Eliza menarik satu layar dekat dengan jarak pandang matanya, padanan informasi singkat mengenai Countess Kleine sudah ada di genggaman.

Keluarga kelas Count pertama yang masuk di jajaran Society Auction Ball telah terpilih oleh Sistem. Keluarga kelas Count pertama yang menjadi salah satu Tiga Familia utama.

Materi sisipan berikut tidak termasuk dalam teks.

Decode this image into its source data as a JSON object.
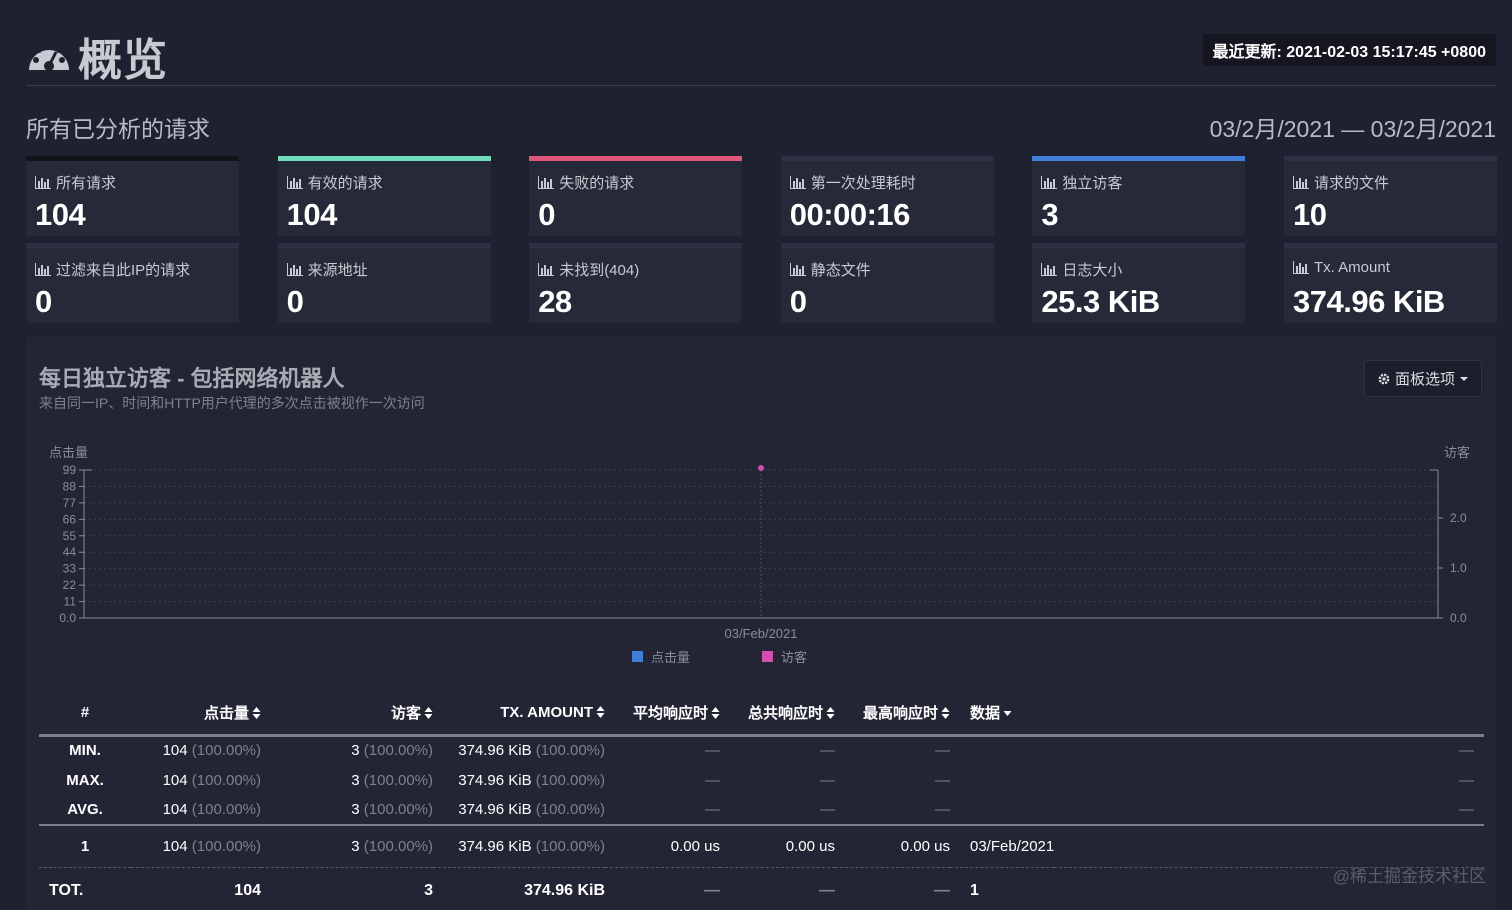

Berita-berita itu santer di tengah masyarakat pada waktunya. Nama dan kelas yang tidak biasa digaungkan kemana-mana. Saat itu, Eliza ingat, kelas Count dinyanyikan seperti pahlawan. Nama 'Dahlia Kleine' ada di mana-mana; banner berjalan di kota, tagline berita-berita daring, sampai pembicaraan di sebuah forum diskusi retas yang biasa Eliza akrabi. Tren diri wanita muda itu terus naik sejalan dengan saham keluarga Kleine yang kian menanjak di pasar mekanikal dan elektrikal, juga di jual-beli logam dan material pembangunan. Eliza ingat salah satu kantor berita membuat artikel panjang mengenai Dahlia dan memberi wanita bersurai merah muda itu panggilan sedemikian rupa; Metallurgy Princess--Putri Metalurgi.

"Anda ... tahu seberapa banyak tentang saya?" Eliza tak pelak bertanya.

Countess Kleine mengetuk-ngetuk jarinya di atas pagar, "Mungkin sebanyak yang diketahui orang-orang di pesta? Kamu belum lama menjadi kepala keluarga menggantikan kepala keluarga sebelumnya, dan tidak terlalu terkenal di lingkungan sosialita Divisio Tessa?"

"Itu sudah cukup banyak." Eliza bersedekap, menjaga ekspresinya netral. Informasi itu sesuai dengan apa yang ia coba profilkan untuk diketahui klien-kliennya. Tidak ada yang perlu tahu kalau dia berasal dari tempat sampah KINGDOM.

Senyum simpul Countess masih melekat, sinar matanya menguar seakan ingin mengetahui lebih. Entah kalau sang Countess hanya sekedar memajang topeng keramahan, atau memang dia sedang ingin banyak bicara.

"Kalau begitu, kamu bisa bertanya-tanya tentangku."

Eliza sedikit terhenyak, ia mencengkram pergelangan tangan kanannya. "Maksud anda?"

"Aku sudah tahu tentangmu. Biar adil, kamu boleh bertanya-tanya tentangku," balasnya santai. "Tentu mungkin bukan hal-hal yang terlalu pribadi."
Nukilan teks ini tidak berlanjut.